You already know why Veterans Day is important. You are the service members, veterans, or family and friends of veterans who stay up-to-date on military news, pay, benefits, fitness, and veteran jobs.
Veterans Day is a moment for us to pay our respects to those who have served. For one day, we stand united in appreciation for you, our veterans.
This holiday started as a day to reflect upon the heroism of those who perished in our country’s service and was originally called Armistice Day. It fell on Nov. 11 because that is the anniversary of the signing of the Armistice that ended World War I.
However, in 1954, the celebration was altered to “Veterans Day” to accommodate all veterans of all wars.
We celebrate and respect America’s soldiers for their patriotism, love of country, and willingness to serve and sacrifice for the common good.
What do you need to know about honoring Veterans Day? Here’s some more information.
Is Veterans Day on the same day every year?
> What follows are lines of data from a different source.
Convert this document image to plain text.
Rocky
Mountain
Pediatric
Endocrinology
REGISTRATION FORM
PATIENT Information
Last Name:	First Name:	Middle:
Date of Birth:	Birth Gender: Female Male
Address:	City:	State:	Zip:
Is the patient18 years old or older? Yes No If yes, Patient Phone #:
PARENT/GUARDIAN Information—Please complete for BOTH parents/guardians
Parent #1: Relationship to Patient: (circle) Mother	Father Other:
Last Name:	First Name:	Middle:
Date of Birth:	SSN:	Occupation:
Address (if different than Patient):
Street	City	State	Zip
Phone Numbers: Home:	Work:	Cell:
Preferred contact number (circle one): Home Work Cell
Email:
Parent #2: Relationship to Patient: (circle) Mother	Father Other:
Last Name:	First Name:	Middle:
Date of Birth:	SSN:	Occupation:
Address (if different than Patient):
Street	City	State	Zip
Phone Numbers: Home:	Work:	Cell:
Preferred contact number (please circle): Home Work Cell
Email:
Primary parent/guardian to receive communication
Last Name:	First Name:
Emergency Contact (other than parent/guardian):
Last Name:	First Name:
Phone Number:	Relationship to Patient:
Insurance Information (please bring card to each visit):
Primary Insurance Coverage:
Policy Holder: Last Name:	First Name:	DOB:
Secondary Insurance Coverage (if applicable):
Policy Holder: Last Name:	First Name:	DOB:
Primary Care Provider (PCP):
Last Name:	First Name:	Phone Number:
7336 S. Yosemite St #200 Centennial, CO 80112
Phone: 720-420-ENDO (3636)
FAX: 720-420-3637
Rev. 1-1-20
When first observed as Armistice Day, the day honored the conclusion of World War I, legally recognized on the “11th hour, of the 11th day, of the 11th month” in 1918.
Today we continue to honor the day as Veterans Day, still remembering the original tie on November 11. That means Veterans Day occurs on the same day every year — November 11 — regardless of whatever day of the week it falls.
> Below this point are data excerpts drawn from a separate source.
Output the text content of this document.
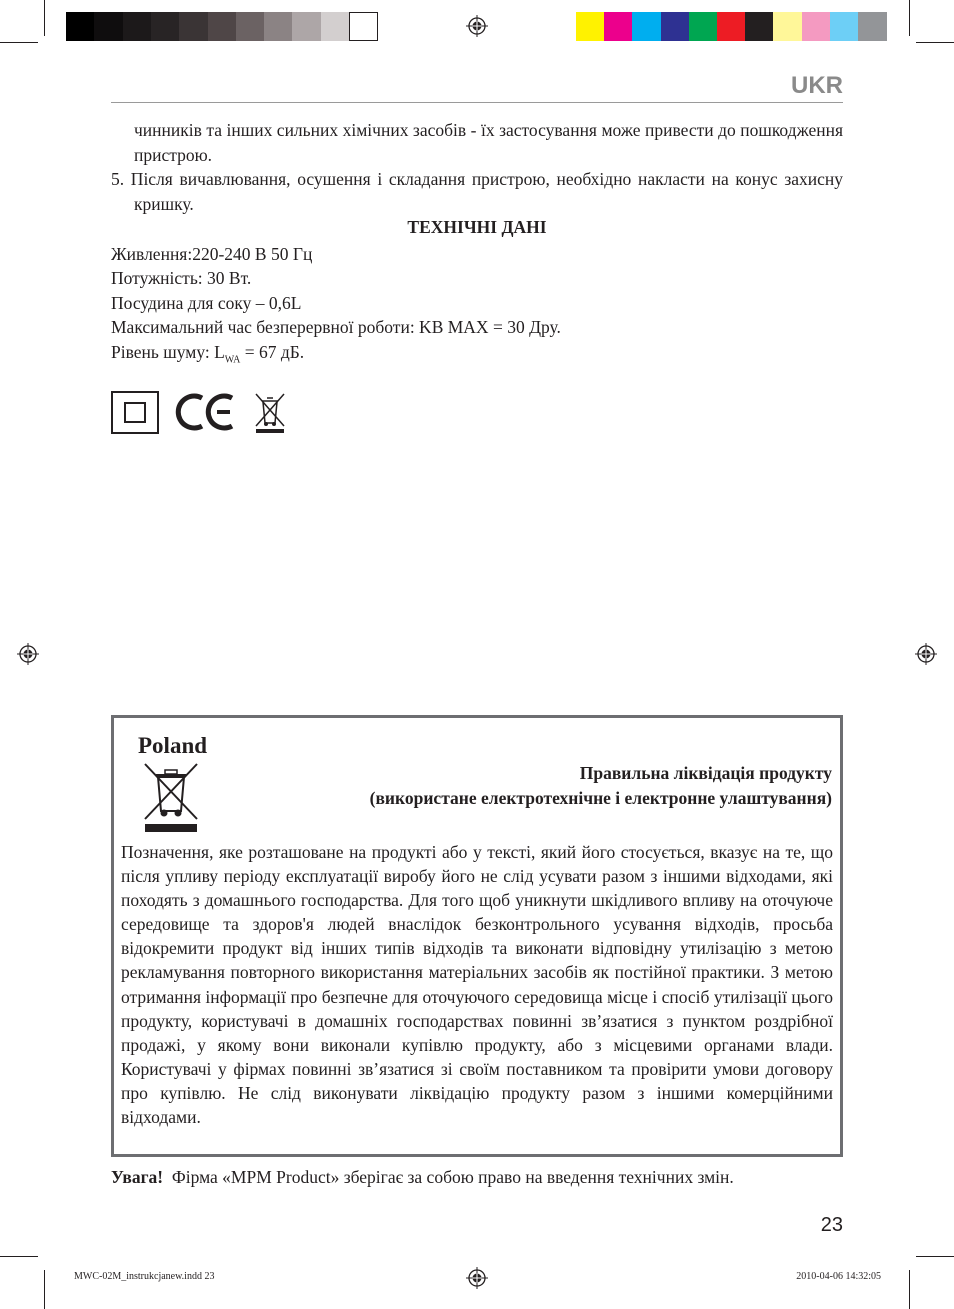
UKR
чинників та інших сильних хімічних засобів - їх застосування може привести до пошкодження пристрою.
5. Після вичавлювання, осушення і складання пристрою, необхідно накласти на конус захисну кришку.
ТЕХНІЧНІ ДАНІ
Живлення:220-240 В 50 Гц
Потужність: 30 Вт.
Посудина для соку – 0,6L
Максимальний час безперервної роботи: KB MAX = 30 Дру.
Рівень шуму: $L_{WA} = 67$ дБ.
Poland
Правильна ліквідація продукту
(використане електротехнічне і електронне улаштування)
Позначення, яке розташоване на продукті або у тексті, який його стосується, вказує на те, що після упливу періоду експлуатації виробу його не слід усувати разом з іншими відходами, які походять з домашнього господарства. Для того щоб уникнути шкідливого впливу на оточуюче середовище та здоров'я людей внаслідок безконтрольного усування відходів, просьба відокремити продукт від інших типів відходів та виконати відповідну утилізацію з метою рекламування повторного використання матеріальних засобів як постійної практики. З метою отримання інформації про безпечне для оточуючого середовища місце і спосіб утилізації цього продукту, користувачі в домашніх господарствах повинні зв’язатися з пунктом роздрібної продажі, у якому вони виконали купівлю продукту, або з місцевими органами влади. Користувачі у фірмах повинні зв’язатися зі своїм поставником та провірити умови договору про купівлю. Не слід виконувати ліквідацію продукту разом з іншими комерційними відходами.
Увага! Фірма «MPM Product» зберігає за собою право на введення технічних змін.
23
MWC-02M_instrukcjanew.indd 23	2010-04-06 14:32:05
When the date falls on a Saturday or Sunday, government officials or companies may acknowledge it on both the official day and the following Monday.
Is Veterans Day a federal holiday?
Veterans Day is a federal holiday, a bank holiday, and, in most jurisdictions, a state holiday. That means that federal employees, including military members, are routinely given the day off and, in most states, state workers are as well.
Whether Veterans Day is taken as a working holiday by firms is a business decision. Many firms choose to take off either Veterans Day or Columbus Day, which falls in October, but not both.
Do schools close on Veterans Day?
Many schools do close on Veterans Day, but whether they do so is often not a one-size-fits-all choice.
Public school holidays are regulated by the local school board, while private school holidays are set by private officials. State and private school college holidays are set much the same way. Check with your local school to confirm their calendar.
5 Things You Don’t Know About Veterans Day
- It’s “Veterans Day,” not “Veteran’s Day.” It could appear like just a foolish grammar choice — but it’s not. The Department of Veterans Affairs noted that Veterans Day is a day for remembering the veterans with us right now. “Veteran’s Day” with an apostrophe would instead be a day that belongs to veterans.
- Veterans Day was previously commemorated on the fourth Monday of October instead of November 11. In the late 1960s, Congress passed a measure meant to promote the economy by adding more three-day weekends. They hoped it would help encourage tourism and other hobbies. The “Uniform Monday Holiday Act” made Washington’s Birthday, Memorial Day, Columbus Day, and Veterans Day all Mondays.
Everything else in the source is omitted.